Comment la réalité du terrain peut différer de la théorie. Un exemple avec le Muscari à grappe.
Date de publication : May 01, 2021 2:51:54 PM
Vous en avez sans doute déjà fait l'expérience, je ne vous étonnerais pas. Il y a parfois une différence voire même une divergence entre la description donnée par une Flore pour une espèce et la réalité sur le terrain.
C'est assez déconcertant de découvrir qu'un texte descriptif ne correspond pas totalement à ce que l'on peut observer de visu. Ce qui l'est encore plus, c'est de s'apercevoir que les auteurs de flores différentes, que vous avez dans votre bibliothèque, peuvent décrire des caractères différents voire même opposés. Alors il faut disposer du bon ouvrage au bon moment pour ne pas être un peu désemparé. Car il serait un peu facile de décider ex abrupto que la plante en question est issue d'une hybridation. Toutes les plantes ne s'hybrident pas, loin s'en faut. Alors pourrait-on imaginer être en présence d'un écotype (ou écovariant)? Il faut garder en tête qu'en botanique comme pour les êtres humains, cohabitent pour une même espèce des individus de petite ou de grande taille, des minces, des gros... Ceci pourrait s'expliquer par des différences locales (parfois à 2 mètres près) comme une zone protégée des vents froids, une zone plus riche en nutriments ou mieux exposée à la lumière. Cela est particulièrement le cas en montagne où dans un même territoire, se trouvent pour une même espèces des morphologies différentes. On pourrait avancer aussi des différences dans l'expression de gênes ou une coexistence à bénéfices réciproques avec des plantes voisines ou encore avec des champignons (mycorhize).

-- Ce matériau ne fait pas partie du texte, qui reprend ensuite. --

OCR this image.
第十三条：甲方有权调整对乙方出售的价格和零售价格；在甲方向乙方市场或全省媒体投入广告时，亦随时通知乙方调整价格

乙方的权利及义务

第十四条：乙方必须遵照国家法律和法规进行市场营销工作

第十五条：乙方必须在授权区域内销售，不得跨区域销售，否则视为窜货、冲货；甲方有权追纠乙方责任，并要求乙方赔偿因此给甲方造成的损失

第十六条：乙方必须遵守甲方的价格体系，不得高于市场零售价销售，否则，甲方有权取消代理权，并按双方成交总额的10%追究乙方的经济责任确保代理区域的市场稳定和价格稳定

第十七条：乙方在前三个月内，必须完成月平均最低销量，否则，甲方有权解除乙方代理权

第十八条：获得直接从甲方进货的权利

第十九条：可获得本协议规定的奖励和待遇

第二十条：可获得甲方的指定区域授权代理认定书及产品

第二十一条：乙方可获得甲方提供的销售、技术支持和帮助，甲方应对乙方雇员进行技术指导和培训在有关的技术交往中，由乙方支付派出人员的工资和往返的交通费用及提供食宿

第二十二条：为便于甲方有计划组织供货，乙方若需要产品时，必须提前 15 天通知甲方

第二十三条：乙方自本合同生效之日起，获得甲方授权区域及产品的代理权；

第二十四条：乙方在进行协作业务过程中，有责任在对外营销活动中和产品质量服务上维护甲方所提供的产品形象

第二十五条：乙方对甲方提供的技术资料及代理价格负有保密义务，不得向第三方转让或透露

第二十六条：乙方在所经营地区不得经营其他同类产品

Revenons à notre questionnement : le Muscari à grappe, de son nom scientifique Muscari racemosum. En Revermont (autour de Bourg en Bresse), cohabitent 2 espèces proches M. racemosum et M. neglectum. Ces espèces ont la particularité d'être très semblables morphologiquement : une inflorescence en grappe, chaque fleur en forme de grelot terminé par de petits lobes blancs et sentant la prune. Les caractères habituellement discriminants sont la forme de la capsule et celle des feuilles. Pour la capsule contenant les graines, elle est arrondie au sommet pour M. neglectum et échancrée au sommet pour M. racemosum. Mais si la plante est en pleine floraison, point de capsule. Il vous faudra alors utiliser comme seul critère différentiel les feuilles. Flora Helvetica décrit celles du M. neglectum comme, je cite : "plus longues que la tige, étalées-retombantes, canaliculées et larges de 3-5 mm". Pour M. racemosum pour le même opus, je cite : "larges de 1-5 mm, d'une longueur égalant plus ou moins la tige". La Flore de Coste de son côté pour cette dernière espèce, je cite : "souvent plus longues que la tige". Ce qui signifie qu'elles peuvent aussi être plus courtes que la tige ! Devant cette plante aux feuilles beaucoup plus longues que la tige, étalées retombantes, vous pensez qu'il s'agit de l'espèce neglectum. Quinze jours après la capsule est visible et là surprise, elle est échancrée au sommet. Il s'agit de l'espèce racemosum.
De là à arrêter la botanique et passer au macramé, il n'y a qu'un pas.